Bridgewater College hosts day of virtual events to honor Dr. Martin Luther King Jr.

Headshot of Blair L.M. Kelley

Bridgewater College will celebrate the life and legacy of Dr. Martin Luther King Jr. with a day of virtual events, “BC Honors Dr. Martin Luther King Jr.,” on Monday, Jan. 18.

The Department of Student Life will be hosting a virtual Facebook event at 11 a.m. during which the BC community will share reflections on Dr. King’s legacy.

From noon to 3 p.m., BC faculty members will host virtual teach-ins that explore different aspects of the civil rights movement and its era. At noon, Associate Professor of Music and Department Chair Dr. Christine Carrillo will lead “The Soundtrack of the Civil Rights Movement – A Jazz Listening Session.” At 1 p.m., Dr. Steve Longenecker, Professor of History and Political Science, will host “History of the Civil Rights Movement.” And at 2 p.m., Dr. Alice Trupe, Professor of English, will lead “Young Adult Literature on the Civil Rights Movement.”

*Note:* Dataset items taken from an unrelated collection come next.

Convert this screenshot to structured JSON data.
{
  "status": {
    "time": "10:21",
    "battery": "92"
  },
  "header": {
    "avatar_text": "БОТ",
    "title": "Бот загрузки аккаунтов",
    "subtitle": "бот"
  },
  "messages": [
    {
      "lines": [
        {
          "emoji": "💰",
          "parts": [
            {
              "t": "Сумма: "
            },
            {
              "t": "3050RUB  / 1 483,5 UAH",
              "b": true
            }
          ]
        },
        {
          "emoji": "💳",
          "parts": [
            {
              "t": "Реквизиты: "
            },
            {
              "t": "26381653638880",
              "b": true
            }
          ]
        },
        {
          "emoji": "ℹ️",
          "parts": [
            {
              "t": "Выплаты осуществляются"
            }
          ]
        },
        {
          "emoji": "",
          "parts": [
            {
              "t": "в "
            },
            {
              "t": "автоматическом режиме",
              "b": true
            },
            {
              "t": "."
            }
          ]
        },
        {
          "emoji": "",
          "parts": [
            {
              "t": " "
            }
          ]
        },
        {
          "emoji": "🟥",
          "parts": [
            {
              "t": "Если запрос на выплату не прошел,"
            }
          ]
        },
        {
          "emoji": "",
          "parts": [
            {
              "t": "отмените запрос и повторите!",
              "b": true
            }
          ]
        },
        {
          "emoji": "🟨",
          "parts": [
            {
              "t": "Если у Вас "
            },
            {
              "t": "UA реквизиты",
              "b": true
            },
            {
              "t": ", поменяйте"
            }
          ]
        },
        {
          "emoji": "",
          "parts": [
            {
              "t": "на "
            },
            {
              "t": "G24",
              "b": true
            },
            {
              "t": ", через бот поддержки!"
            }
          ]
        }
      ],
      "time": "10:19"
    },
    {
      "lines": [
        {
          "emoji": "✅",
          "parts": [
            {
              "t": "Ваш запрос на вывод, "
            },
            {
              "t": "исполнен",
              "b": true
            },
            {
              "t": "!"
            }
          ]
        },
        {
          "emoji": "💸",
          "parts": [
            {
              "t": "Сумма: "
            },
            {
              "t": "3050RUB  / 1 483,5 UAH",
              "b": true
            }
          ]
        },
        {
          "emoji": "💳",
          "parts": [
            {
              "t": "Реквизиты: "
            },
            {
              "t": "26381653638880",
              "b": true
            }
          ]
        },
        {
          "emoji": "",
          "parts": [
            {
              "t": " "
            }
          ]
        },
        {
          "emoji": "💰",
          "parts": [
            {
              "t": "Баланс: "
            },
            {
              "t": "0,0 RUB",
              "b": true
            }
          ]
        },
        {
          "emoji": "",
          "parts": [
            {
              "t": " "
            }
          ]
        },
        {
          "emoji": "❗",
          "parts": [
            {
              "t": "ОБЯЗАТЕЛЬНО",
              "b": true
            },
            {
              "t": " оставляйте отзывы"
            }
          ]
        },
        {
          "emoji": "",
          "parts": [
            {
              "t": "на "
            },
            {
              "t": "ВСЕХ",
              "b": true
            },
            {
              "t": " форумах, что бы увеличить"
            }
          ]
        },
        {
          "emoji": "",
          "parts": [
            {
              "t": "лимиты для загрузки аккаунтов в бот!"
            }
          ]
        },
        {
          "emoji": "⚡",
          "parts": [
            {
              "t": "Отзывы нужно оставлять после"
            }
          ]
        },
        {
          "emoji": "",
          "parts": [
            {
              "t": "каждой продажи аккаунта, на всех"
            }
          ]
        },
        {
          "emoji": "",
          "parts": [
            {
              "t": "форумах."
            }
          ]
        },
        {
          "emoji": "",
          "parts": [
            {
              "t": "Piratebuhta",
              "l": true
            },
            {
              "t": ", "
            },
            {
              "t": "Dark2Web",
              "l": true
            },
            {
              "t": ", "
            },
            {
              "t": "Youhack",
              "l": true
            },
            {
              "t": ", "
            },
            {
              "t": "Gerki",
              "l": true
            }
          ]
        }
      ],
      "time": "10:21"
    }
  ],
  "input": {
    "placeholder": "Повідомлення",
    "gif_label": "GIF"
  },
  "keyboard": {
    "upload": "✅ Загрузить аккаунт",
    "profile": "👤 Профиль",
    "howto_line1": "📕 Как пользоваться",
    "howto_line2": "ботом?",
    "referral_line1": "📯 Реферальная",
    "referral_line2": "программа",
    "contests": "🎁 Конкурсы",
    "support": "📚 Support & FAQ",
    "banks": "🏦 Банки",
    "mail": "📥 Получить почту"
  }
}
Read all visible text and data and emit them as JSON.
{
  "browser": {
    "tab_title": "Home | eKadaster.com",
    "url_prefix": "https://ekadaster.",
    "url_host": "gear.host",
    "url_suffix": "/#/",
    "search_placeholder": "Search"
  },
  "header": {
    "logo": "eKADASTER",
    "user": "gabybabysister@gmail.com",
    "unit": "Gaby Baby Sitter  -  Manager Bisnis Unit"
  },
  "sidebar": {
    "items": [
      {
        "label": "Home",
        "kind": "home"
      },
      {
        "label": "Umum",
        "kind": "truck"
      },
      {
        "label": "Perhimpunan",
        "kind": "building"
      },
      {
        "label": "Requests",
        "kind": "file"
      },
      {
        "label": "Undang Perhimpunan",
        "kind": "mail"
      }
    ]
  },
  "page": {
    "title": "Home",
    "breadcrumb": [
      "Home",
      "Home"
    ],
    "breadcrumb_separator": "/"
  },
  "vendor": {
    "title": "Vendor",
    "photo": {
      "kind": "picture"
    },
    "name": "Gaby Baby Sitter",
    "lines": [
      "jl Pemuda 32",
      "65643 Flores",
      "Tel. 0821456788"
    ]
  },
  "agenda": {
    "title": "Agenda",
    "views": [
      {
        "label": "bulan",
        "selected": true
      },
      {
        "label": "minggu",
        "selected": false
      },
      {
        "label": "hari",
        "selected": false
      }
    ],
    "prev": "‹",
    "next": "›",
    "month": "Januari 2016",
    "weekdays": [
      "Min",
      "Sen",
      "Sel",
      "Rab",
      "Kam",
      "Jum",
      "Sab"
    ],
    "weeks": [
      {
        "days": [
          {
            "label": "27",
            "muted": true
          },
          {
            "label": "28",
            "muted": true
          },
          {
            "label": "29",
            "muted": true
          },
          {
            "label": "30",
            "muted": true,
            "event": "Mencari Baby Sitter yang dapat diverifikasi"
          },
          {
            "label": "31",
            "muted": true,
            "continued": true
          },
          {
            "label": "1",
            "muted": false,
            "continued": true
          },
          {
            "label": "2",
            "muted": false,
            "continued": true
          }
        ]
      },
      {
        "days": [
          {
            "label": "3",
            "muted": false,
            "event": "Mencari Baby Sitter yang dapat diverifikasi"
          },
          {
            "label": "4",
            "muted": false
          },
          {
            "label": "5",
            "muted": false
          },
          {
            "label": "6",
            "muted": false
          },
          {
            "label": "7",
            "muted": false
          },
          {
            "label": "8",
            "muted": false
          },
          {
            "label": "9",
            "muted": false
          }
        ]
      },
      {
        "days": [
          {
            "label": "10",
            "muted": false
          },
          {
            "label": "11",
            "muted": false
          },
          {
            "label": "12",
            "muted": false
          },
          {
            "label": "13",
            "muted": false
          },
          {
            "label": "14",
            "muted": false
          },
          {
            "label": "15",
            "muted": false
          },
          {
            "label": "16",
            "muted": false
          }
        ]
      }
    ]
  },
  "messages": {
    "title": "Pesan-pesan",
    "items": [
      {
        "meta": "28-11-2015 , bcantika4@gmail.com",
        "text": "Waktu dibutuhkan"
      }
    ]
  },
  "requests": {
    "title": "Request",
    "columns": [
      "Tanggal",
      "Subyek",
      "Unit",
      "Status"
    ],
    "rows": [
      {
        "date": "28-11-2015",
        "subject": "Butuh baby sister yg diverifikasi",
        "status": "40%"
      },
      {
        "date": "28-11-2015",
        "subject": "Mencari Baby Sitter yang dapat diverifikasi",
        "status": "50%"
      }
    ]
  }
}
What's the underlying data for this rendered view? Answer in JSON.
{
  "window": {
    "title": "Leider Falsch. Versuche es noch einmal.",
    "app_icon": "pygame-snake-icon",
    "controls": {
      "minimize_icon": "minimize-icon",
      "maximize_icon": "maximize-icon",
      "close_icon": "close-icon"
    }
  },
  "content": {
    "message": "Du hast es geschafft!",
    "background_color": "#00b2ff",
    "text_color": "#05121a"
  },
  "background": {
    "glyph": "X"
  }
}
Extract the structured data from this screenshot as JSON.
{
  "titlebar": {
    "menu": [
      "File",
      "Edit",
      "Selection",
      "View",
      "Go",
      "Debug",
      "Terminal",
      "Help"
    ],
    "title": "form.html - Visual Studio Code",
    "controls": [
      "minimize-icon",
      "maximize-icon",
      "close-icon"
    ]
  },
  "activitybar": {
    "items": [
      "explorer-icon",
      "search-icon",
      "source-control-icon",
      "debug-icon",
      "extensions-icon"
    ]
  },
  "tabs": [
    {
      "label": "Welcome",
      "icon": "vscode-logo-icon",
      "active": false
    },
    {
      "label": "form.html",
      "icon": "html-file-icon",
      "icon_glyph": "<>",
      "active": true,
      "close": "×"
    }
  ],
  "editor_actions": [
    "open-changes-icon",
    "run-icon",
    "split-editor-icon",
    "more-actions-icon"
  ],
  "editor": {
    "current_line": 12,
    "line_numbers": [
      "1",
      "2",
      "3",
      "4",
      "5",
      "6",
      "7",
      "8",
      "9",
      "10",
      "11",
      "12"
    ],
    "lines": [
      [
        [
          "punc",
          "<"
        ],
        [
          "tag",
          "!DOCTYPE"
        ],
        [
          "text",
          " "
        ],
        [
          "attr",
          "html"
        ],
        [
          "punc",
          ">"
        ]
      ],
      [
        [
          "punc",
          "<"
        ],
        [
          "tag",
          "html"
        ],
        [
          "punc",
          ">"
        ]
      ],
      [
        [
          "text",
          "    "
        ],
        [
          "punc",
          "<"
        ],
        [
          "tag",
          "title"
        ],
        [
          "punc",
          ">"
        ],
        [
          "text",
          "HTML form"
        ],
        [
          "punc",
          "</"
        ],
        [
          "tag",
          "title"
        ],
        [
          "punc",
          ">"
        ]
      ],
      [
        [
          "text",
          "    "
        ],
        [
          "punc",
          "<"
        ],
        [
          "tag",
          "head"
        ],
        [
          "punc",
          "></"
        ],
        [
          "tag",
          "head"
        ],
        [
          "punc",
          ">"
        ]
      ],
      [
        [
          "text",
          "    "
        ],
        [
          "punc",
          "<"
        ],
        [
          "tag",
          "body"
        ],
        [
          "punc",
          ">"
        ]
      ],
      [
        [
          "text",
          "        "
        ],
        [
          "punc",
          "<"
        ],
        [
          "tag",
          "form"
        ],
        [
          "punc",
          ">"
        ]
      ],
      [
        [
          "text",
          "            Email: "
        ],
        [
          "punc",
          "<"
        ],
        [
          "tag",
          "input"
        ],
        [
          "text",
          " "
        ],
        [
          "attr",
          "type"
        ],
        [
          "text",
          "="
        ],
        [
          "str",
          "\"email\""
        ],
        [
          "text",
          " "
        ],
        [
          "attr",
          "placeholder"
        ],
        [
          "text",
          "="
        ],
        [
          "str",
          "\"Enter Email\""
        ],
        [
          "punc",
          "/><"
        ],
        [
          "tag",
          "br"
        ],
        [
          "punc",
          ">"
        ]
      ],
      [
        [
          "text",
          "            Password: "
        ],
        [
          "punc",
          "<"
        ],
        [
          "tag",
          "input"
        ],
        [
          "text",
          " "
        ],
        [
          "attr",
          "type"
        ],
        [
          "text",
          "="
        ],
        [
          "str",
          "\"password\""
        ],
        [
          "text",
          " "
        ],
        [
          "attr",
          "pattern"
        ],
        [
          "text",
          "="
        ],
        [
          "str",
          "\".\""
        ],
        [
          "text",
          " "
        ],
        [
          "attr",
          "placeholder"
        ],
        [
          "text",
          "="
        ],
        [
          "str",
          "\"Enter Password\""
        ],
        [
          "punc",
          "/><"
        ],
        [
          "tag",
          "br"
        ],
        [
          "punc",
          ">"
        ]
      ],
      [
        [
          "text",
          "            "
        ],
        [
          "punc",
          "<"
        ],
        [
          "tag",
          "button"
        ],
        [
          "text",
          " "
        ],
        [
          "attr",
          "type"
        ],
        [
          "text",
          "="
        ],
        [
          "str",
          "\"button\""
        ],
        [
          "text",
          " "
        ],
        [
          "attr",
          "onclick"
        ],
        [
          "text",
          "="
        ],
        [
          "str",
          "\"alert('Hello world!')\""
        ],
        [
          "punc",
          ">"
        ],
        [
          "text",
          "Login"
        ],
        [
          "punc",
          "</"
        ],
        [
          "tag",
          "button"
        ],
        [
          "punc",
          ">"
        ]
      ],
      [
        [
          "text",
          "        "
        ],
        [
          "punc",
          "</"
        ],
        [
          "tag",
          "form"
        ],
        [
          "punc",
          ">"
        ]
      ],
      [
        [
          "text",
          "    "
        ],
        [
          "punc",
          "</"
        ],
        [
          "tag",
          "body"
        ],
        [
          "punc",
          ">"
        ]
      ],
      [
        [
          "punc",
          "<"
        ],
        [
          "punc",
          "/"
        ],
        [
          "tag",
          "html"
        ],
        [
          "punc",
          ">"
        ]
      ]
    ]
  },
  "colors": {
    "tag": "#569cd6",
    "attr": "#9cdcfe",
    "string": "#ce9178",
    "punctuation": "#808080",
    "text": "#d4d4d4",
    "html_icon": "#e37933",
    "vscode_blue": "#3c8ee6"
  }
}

The teach-ins are free and open to members of the BC community as well as the public. BC students can find the Zoom links in their BC email. Community members should reach out to Dr. Jamie Frueh at jfrueh@bridgewater.edu.

At 7 p.m., Dr. Blair L.M. Kelley, winner of the prestigious Letitia Woods Brown Best Book Award from the Association of Black Women Historians for her book, Right to Ride: Streetcar Boycotts and African American Citizenship in the Era of Plessy v. Ferguson, will present a virtual endowed lecture.

Kelley is currently working on a new book, Black Folk: The Promise of the Black Working Class,under contract at Liveright, an imprint of W.W. Norton and Company.

Kelley has produced and hosted her own podcast and has been a guest on MSNBC’s “Melissa Harris Perry Show,” NPR’s “Here and Now” and WUNC’s “The State of Things.” She has written for The New York Times, The Washington Post, TheRoot.com, TheGrio.com, Salon.com, Ebony and Jet magazines. She was among the first generation of historians active on Twitter and has been tweeting as @profblmkelley for more than 10 years.

She received her B.A. in history and African and African American studies from the University of Virginia. She earned M.A. and Ph.D. degrees in history and graduate certificates in African and African studies and women’s studies from Duke University.